What About Cancelled or Postponed Cases?

It's happened to every anesthesia provider at one time or another a case is cancelled or postponed after at least part of the anesthesia workup has been completed. Sometimes the work is still rolled into the anesthesia fee when the case takes place later, but sometimes it isn't. How do you distinguish between including it with the global fee later, charging an E/M service for it or writing it off altogether? And how does modifier -53 (Discontinued procedure) come into play?

Basically, you can bill an appropriate E/M code if the case is canceled between the anesthesiologist's preoperative evaluation and induction, and the case is not rescheduled within the next few days. (Many coders use five days as a guideline and will bill three base units for the canceled procedure plus whatever time units apply.) If the case is canceled and rescheduled soon, many anesthesiologists include their work in the global anesthesia fee and do not bill separately for the initial work. You cannot bill the preoperative service with modifier -53 unless the patient was induced and put to sleep before the case was canceled.

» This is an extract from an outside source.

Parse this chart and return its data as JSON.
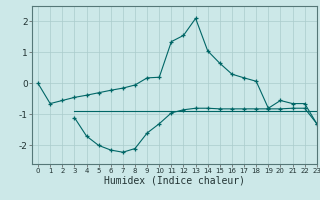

The Bottom Line for Reimbursement

Knowing when to use E/M codes appropriately is important, but the bottom line for providers is whether they'll be reimbursed for the service. Success on that front can vary among carriers.

"We find that most carriers will not pay for E/Ms with procedures, even if we use modifier -25 (Significant, separately identifiable evaluation and management service by the same physician on the same day of the procedure or other service) or -57 (Decision for surgery)," Gillespie says. "They will request documentation to determine if the E/M service was medically necessary in addition to any procedure performed on the same day."

Because of this, some anesthesiologists opt to bill E/M services only when unusual circumstances help bolster their chances for reimbursement. As with many other reimbursement situations, some carriers pay, some ask for documentation to verify the claim, and some simply deny the service.